Five considerations for BYOD studies

Date Published:
Article

Bill Byrom, Principal, eCOA Science 

In our drive to make trial participation simpler, a bring-your-own-device (BYOD) model is thought to be a convenient approach for trial participants to complete patient-reported outcome measures in clinical trials. Carrying and remembering to charge a second device in addition to a personal smartphone may be inconvenient for some – but is that a view shared by all? 

We discuss this along with some other BYOD-related questions and considerations.     

Do patients prefer BYOD?

While there is no clear answer to this question, two published BYOD studies provide some insight. Byrom et al. (2018)1 reported that in a study of 155 patients suffering chronic pain, 45% of patients felt that using their own device would be more convenient compared with 15% preferring a provisioned device (40% had no preference). Additionally, Newton et al. (2018)2 reported a study of 64 COPD patients showed no clear device preference, with 45.6% preferring a provisioned device and 50.9%  preferring BYOD (n=2 had no preference).  In this second study, the most common reason for preferring a provisioned device was it was “dedicated” to the study, while the “convenience” of carrying a single device was the main reason for preferring BYOD. 

Is BYOD acceptable to patients, including the ones who prefer a provisioned approach? In the Byrom study1, 94% of patients (146 of 155) stated that they would “definitely” or “probably” download  an app on their own mobile device for a forthcoming clinical trial. This level of acceptance is also mirrored in the high BYOD uptake rate seen in studies Signant Health supports – with 80% using BYOD and 20% opting for a provisioned device. 

Does BYOD result inbetter completion rates?

Completion rates are typically very similar between BYOD and provisioned users, with a trend in favor of BYOD.  For example, one large BYOD study involving over 10,000 patients between the ages of 50 to 85 in more than 20 countries had daily diary completion rates of 85% and 84% for patients using BYOD and provisioned devices respectively.3 

At Signant, we provide provisioned devices to patients who do not have or are unwilling to use a compatible smartphone of their own in BYOD studies. While this may not be a randomized comparison, it does give us some useful insights into completion behaviour between patients using BYOD and those using a provisioned device.   

 What support do sites implementing BYOD need?

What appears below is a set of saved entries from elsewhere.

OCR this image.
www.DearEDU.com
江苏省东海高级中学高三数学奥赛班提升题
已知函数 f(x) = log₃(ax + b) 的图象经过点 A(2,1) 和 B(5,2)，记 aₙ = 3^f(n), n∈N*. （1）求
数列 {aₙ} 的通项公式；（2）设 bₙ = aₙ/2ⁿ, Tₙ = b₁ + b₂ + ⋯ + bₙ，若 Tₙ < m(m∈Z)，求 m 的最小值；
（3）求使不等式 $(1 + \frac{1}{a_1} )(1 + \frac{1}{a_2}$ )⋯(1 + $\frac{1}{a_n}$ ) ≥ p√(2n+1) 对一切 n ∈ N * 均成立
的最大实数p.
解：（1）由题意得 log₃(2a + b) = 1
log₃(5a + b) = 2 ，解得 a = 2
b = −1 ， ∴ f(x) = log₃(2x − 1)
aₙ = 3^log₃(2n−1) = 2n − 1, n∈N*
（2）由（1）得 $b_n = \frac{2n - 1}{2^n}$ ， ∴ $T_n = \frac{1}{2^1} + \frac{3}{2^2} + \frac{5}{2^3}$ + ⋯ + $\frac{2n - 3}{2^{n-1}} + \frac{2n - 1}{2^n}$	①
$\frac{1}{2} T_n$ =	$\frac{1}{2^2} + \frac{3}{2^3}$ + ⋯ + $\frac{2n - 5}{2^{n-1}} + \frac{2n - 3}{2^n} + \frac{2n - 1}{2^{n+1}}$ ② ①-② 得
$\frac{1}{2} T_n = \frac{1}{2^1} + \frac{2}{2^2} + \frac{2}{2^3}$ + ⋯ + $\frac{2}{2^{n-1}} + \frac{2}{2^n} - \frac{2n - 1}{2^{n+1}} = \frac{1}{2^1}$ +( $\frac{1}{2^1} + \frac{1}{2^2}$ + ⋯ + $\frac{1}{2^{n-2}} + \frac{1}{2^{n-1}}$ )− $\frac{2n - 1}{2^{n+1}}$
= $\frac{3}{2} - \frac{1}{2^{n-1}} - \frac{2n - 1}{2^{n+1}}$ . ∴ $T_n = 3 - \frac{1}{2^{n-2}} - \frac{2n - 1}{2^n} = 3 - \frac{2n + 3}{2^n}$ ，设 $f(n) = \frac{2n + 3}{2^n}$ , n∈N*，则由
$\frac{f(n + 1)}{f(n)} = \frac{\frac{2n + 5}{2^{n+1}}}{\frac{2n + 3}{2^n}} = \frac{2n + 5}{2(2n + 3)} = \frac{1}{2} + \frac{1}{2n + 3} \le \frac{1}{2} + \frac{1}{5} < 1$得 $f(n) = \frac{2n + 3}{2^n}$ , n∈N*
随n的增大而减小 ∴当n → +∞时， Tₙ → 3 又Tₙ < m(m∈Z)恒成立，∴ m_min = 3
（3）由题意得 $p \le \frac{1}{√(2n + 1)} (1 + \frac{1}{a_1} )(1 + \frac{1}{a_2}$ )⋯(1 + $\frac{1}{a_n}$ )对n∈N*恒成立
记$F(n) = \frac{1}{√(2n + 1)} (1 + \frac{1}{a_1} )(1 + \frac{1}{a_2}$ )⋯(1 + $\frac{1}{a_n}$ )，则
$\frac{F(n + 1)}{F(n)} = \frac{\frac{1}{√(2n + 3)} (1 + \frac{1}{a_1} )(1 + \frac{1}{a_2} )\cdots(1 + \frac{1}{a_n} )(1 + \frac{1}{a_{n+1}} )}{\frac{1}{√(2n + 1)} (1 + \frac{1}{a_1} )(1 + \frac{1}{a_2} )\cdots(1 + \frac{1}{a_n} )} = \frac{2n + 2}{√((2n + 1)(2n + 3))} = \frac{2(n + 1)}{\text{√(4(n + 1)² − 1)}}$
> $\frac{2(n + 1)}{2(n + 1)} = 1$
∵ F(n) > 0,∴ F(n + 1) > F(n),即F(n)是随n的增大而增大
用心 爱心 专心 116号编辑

Sites implementing BYOD can benefit from training materials and patient setup guidance. After interviewing a group of sites on their experience using our BYOD solution, we learned the sites felt that with Signant’s support, BYOD did not take any longer than provisioned devices, and that their teams did not associate BYOD with increased burden. They did, however, note that reminding patients to confirm their app store credentials ahead of the clinic visit was important.  

This feedback challenges the perception that BYOD is a more burdensome process for sites, requiring more patient support and technology troubleshooting.   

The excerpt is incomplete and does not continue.